Accueil ENVIRONNEMENT Conakry sous le plastique : autopsie d’une faillite environnementale et sociale
En ce début d’année 2026, la capitale guinéenne livre une bataille acharnée contre une marée de plastique qui semble inarrêtable. Des quartiers de Kaloum aux bas-fonds de Matoto, les sachets d’eau et les bouteilles dictent leur loi.
Pourtant, les efforts matériels sont visibles : le Ministère de l’Assainissement et de l’Hydraulique, en collaboration avec le Gouvernorat de Conakry, a doté les communes de camions-bennes et d’engins de terrassement neufs. Mais sur le terrain, le plastique règne toujours en maître, révélant une faille systémique profonde.
Selon les rapports du PNUD Guinée, la situation est critique : chaque habitant de Conakry produit environ 0,603 kg de déchets par jour, contribuant à un volume total de 1 200 tonnes journalières.
Selon une étude de caractérisation publiée par l’International Journal of Accounting Finance Auditing Management and Economics (2024), le plastique représente désormais près de 20 % des déchets produits, contre 44 % pour les matières organiques.
Son impact environnemental est pourtant disproportionné car, contrairement aux matières biodégradables, il s’accumule et s’agglutine pendant des décennies, bouchant les caniveaux et provoquant des inondations dévastatrices.
Le système de pré-collecte se heurte à une réalité économique brutale. Le taux d’abonnement aux services de ramassage stagne à seulement 35 %. Pour de nombreuses familles vivant avec moins de deux dollars par jour, payer une redevance mensuelle de 30 000 GNF est un luxe inaccessible. Résultat : le PNUD estime que plus de 50 % des ménages rejettent leurs ordures dans la rue. La nuit, des « apporteurs » (souvent des enfants ou des travailleurs précaires) vident les poubelles dans les caniveaux, créant un cycle de pollution perpétuel que les nouveaux camions-bennes du Ministère ne suffisent pas à enrayer.

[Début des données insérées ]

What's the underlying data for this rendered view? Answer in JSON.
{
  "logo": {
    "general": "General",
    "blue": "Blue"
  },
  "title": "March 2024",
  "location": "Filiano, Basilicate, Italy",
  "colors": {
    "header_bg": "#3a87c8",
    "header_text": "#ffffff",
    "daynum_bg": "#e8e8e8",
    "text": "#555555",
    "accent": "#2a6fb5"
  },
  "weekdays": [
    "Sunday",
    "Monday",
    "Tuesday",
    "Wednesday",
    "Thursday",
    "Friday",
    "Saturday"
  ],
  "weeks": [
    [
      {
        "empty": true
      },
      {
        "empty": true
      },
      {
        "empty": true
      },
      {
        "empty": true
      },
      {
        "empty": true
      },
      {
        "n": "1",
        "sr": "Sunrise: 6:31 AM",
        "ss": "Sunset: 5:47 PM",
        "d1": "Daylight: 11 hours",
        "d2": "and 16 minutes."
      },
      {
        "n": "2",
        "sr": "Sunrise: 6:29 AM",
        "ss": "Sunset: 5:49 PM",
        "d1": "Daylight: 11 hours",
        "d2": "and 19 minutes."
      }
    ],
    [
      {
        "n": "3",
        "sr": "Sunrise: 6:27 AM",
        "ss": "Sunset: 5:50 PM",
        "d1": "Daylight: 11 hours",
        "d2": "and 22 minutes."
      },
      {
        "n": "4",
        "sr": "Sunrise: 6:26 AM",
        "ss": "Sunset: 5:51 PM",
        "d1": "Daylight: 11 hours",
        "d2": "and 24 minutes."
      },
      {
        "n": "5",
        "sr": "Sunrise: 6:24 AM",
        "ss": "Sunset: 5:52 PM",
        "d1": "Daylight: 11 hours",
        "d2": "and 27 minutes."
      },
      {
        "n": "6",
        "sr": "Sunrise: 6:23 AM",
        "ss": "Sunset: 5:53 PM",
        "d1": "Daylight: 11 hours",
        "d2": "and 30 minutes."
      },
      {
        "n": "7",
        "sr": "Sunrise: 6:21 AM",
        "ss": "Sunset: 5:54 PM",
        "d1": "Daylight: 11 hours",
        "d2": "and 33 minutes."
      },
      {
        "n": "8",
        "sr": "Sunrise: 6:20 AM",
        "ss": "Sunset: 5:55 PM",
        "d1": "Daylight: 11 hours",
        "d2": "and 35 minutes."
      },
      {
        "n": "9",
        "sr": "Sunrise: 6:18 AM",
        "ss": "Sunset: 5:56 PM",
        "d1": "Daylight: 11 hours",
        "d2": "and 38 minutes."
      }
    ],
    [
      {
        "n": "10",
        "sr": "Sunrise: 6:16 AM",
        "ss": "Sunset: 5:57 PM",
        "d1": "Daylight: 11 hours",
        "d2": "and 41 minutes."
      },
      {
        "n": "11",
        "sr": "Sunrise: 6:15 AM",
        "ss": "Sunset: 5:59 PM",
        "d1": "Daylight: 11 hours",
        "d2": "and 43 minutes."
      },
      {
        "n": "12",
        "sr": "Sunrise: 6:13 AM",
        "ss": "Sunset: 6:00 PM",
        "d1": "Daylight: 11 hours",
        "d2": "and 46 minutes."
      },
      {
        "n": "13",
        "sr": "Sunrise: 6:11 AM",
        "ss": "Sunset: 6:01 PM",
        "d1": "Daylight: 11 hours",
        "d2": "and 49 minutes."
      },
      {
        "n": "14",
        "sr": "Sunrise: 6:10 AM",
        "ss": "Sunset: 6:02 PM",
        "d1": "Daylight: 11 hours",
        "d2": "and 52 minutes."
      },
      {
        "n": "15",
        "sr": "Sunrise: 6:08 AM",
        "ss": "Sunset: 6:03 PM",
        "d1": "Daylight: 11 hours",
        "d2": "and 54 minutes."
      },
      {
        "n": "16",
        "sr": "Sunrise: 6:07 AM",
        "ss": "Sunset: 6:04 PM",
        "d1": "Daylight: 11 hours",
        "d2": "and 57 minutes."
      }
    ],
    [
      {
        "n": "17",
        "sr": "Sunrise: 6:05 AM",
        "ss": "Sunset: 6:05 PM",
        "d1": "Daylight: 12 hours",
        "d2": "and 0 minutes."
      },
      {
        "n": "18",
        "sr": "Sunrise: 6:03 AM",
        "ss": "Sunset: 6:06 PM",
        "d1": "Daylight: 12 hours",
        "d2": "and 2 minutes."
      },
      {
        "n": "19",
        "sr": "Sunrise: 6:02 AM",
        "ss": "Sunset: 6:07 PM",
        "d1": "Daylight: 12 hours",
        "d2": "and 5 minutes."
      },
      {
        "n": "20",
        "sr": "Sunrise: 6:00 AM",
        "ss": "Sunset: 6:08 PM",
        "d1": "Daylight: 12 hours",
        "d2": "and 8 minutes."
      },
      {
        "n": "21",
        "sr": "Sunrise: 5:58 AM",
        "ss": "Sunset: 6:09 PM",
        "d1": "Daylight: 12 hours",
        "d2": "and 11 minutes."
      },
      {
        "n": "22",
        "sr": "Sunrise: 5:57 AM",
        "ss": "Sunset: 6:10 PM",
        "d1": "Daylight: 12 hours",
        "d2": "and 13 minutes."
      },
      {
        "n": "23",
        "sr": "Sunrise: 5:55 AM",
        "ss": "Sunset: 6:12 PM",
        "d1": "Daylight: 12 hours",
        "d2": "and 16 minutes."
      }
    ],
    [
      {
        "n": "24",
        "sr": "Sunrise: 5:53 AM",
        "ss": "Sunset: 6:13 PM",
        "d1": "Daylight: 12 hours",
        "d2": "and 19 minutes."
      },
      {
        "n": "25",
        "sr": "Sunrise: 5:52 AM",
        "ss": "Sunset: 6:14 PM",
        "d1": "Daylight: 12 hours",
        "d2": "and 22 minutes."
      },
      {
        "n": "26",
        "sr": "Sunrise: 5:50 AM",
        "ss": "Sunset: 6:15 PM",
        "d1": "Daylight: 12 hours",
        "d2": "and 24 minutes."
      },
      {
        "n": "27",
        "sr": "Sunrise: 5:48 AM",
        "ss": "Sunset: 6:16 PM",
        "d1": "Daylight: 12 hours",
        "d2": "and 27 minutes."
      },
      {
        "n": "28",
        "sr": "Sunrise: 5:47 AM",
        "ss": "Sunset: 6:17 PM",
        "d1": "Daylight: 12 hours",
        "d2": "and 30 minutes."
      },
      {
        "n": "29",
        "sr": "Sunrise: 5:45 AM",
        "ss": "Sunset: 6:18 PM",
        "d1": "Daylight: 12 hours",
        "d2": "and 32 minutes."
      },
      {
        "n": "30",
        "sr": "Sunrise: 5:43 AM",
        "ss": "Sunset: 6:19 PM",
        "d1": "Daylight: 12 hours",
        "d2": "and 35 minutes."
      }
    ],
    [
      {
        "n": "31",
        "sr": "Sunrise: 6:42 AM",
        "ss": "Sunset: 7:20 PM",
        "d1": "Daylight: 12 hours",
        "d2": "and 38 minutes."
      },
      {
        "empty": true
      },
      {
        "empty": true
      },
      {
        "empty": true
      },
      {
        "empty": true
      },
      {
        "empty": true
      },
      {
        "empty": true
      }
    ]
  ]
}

Pourquoi ces engins ne parviennent-ils pas à vider la ville ? Outre les coûts de carburant qui paralysent les mairies, la destination finale est une impasse. Tout finit à la décharge de La Minière (Dar-es-Salam), un site saturé dont la montagne de déchets dépasse les 30 mètres.
Pour désamorcer cette bombe écologique, le gouvernement mise sur l’appui de la Banque Mondiale via le financement du futur Centre d’Enfouissement Technique de Baritodé.
Ce projet est l’unique espoir de fermer enfin la Minière. Cependant, les experts insistent : sans un tri à la source, ces infrastructures seront saturées prématurément par le flux ininterrompu de plastiques.
L’Union pour la Défense des Consommateurs de Guinée (UDCG) dénonce avec vigueur l’inefficacité des mesures actuelles. Pour l’organisation, les opérations comme « Riz contre Plastique » sont des « solutions de façade ».
L’Union pointe du doigt le non-respect du décret présidentiel interdisant le plastique à usage unique (relayé par le média UniverSciences). « On donne des camions aux communes, mais on laisse les usines inonder le marché de sachets non biodégradables », s’insurge un représentant de l’UDCG.
Le manque d’alternatives bon marché condamne les citoyens à polluer malgré eux.
Vers une ambition industrielle de recyclage
Conscient que la logistique ne suffit pas, le Ministère a profité de la Semaine Nationale de l’Industrialisation pour prôner une approche par la valeur. L’objectif est de soutenir les PME comme Binedou Global Service qui transforment le plastique en pavés ou en briques.
En intégrant ces initiatives dans un agenda industriel, le gouvernement espère transformer ce « poids mort » de 1 200 tonnes en opportunités d’emplois, tout en soulageant la pression sur les camions-bennes qui tentent désespérément de vider un océan de plastique avec une petite cuillère.
La crise du plastique à Conakry est le carrefour d’une faillite de gouvernance, d’un défi industriel et d’une urgence sanitaire. Entre les statistiques sombres du PNUD, les investissements de la Banque Mondiale et la détresse sociale des ménages, la capitale guinéenne attend toujours le sursaut qui la libérera de son linceul de polyéthylène.